Basically, your net worth is the value of all your holdings—think bank account balances, any properties you own, investments, and the like—minus any debts you owe; it's a measure of how much money you really have. If you were to sell all your properties and investments, combine all your money in one account, and then pay off any debts you have, your net worth would be the final balance in that bank account—just remember that your net worth does not equal your self worth, says Brittney Castro, CFP, an advisor with personal finance app Mint.

How to calculate net worth

To calculate your net worth, add together all the money you have and the value of your property and then subtract all your debts. Easy, right?

Well, it's easier said than done: To get started, add up the balances in all your checking, savings, retirement, and investment accounts. Don't overlook any account—King says it's especially important to include retirement accounts in this calculation. Your net worth is ultimately the number you're going to retire from, he says, so the money you've tucked into your retirement accounts is important here, even if you can't withdraw that money and spend it without incurring penalty fees. The larger the balances of those accounts, the closer you are to being ready for retirement, even if you think of that money as off-limits for now.

Next, calculate the value of any property you own, including a boat, a car, jewelry, your home, and more. (You don't need to go digging through your closet to find the value of all your clothes, unless you're a luxury item collector—chances are, the value of those items won't be enough to shift your net worth much.) If you were to sell all your property today, how much would it realistically earn? Add that number to the sum of all your account balances.

Now calculate the total balance of all your debts—think credit card balances, mortgages, student loans—and subtract that number from the value of your accounts and possessions. The final number is your net worth—and "it's quite OK if you have a negative net worth," King says. "If you're going through and you're doing your net worth for the first time, if it's negative, that's OK. You have to start somewhere."

Some clever apps and services will even do the work of calculating your net worth for you. You may use one bank for your emergency fund but pay your bills out of a checking account with a different bank. Having your money scattered across accounts can make it difficult to see exactly how much you have, King says, and it underscores the importance of calculating your entire net worth periodically. Using one tool—such as Mint, which recently refreshed its snapshot view to show net worth—to track all your accounts in one place can make calculating your net worth easier.

What should your net worth be?

Even before you calculate your net worth, go ahead and forget any preconceptions you have about how much money you should have. (And don't even think about looking up the net worth of your favorite celebrities—no one benefits from that sort of comparison.)

"Too many people fall victim to worrying about 'where they should be at this age' with their finances," Castro says. "But that is not an accurate way to measure financial success. Everyone is on a different financial journey."

Instead of focusing on your age and what kind of net worth you think you should have, focus on the shift in your net worth year after year. "Calculating your net worth every year allows you to see if you are moving in the right direction, i.e., growing your net worth every year," Castro says. "If not—then you can ask yourself why."

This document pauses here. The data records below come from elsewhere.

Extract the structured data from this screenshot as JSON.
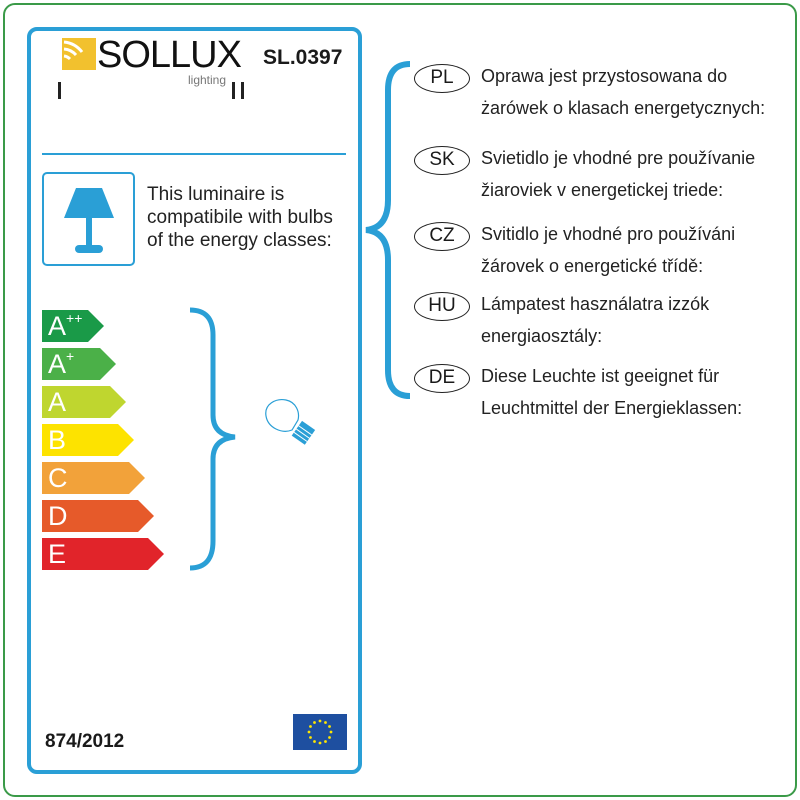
{
  "brand": {
    "name": "SOLLUX",
    "subtitle": "lighting"
  },
  "model": "SL.0397",
  "tick_marks": [
    "I",
    "II"
  ],
  "intro_text": [
    "This luminaire is",
    "compatibile with bulbs",
    "of the energy classes:"
  ],
  "energy_classes": [
    {
      "letter": "A",
      "sup": "++",
      "color": "#1a9a48"
    },
    {
      "letter": "A",
      "sup": "+",
      "color": "#4bb048"
    },
    {
      "letter": "A",
      "sup": "",
      "color": "#bfd62f"
    },
    {
      "letter": "B",
      "sup": "",
      "color": "#fde300"
    },
    {
      "letter": "C",
      "sup": "",
      "color": "#f2a23a"
    },
    {
      "letter": "D",
      "sup": "",
      "color": "#e65a2a"
    },
    {
      "letter": "E",
      "sup": "",
      "color": "#e1242a"
    }
  ],
  "regulation": "874/2012",
  "icons": {
    "lamp": "table-lamp-icon",
    "bulb": "light-bulb-icon",
    "flag": "eu-flag-icon"
  },
  "accent_color": "#2a9fd6",
  "languages": [
    {
      "code": "PL",
      "lines": [
        "Oprawa jest przystosowana do",
        "żarówek o klasach energetycznych:"
      ]
    },
    {
      "code": "SK",
      "lines": [
        "Svietidlo je vhodné pre používanie",
        "žiaroviek v energetickej triede:"
      ]
    },
    {
      "code": "CZ",
      "lines": [
        "Svitidlo je vhodné pro používáni",
        "žárovek o energetické třídě:"
      ]
    },
    {
      "code": "HU",
      "lines": [
        "Lámpatest használatra izzók",
        "energiaosztály:"
      ]
    },
    {
      "code": "DE",
      "lines": [
        "Diese Leuchte ist geeignet für",
        "Leuchtmittel der Energieklassen:"
      ]
    }
  ]
}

Many people—especially younger people—may initially have a negative net worth because of student loans or other early debts, but the key is to look at how your net worth changes over time. You want to see improvement, and if you don't, you can look at why your net worth didn't improve and make adjustments to your saving, spending, or investing. And don't get discouraged by a short-term dip in your net worth if you made a large purchase (like a house) or just started investing: Long-term investments won't begin to contribute to your net worth immediately.

Calculating your net worth is supposed to be a motivational task that helps you put your finances in perspective and make a plan to improve them, not an opportunity to beat yourself up over financial missteps or compare yourself to others. Approach it from that perspective, and you'll see your net worth shift in a positive direction before you know it.